15. This man came to Amsterdam recently. The real Amsterdam cyclists do not indicate turns with their arms, they lumber through the flow of vehicles and pedestrians.
16. It is impossible to take a picture of the city with no bike in it.
17. The names of the streets in the Chinese quarter are dubbed in Chinese.
Everything is all right in the quarter, but they have forgotten to bring the Chinese people there. Apart from 3 or 4 theme restaurants there is nothing Chinese here. Why dub the street names then?
The fact is that Amsterdam trades on its tolerance, as Prague does with its beer. And how can you have tolerance without the Chinatown in the city center.
Tolerance is a tourist attraction.
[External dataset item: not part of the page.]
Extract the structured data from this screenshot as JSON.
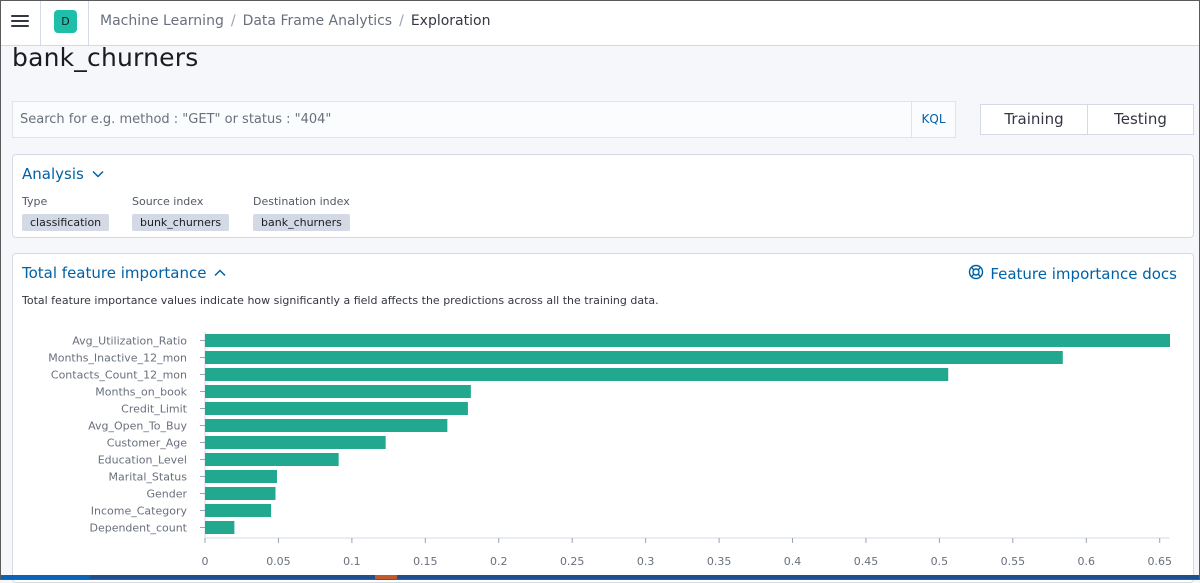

It includes the prostitutes quarter in the city center, marijuana and gays. Tourists are invited to go wild, but it all looks pretty vulgar, dull and far-fetched.
This ends the list of my complaints about the city.
Here are a few pleasant pictures.
18. The modern architecture plays on the old style:
19. An old man playing with dogs:
21. Almost Venice.
22. One of the few beautiful buildings in the city center.
23. The local art museum.
There is something in Amsterdam, that is worth visiting, you know.
I stood in front of this painting for about an hour and a half. As a result, I had to run through the Van Gogh Museum very fast, 10 minutes for each floor, or I would have been late for the plane.
I plan to come back to this painting in the fall for one more day.
24. The modern architecture (shot from the car window on the way to the airport).
25. And one more:
I am currently in Innsbruck, it is really nice here.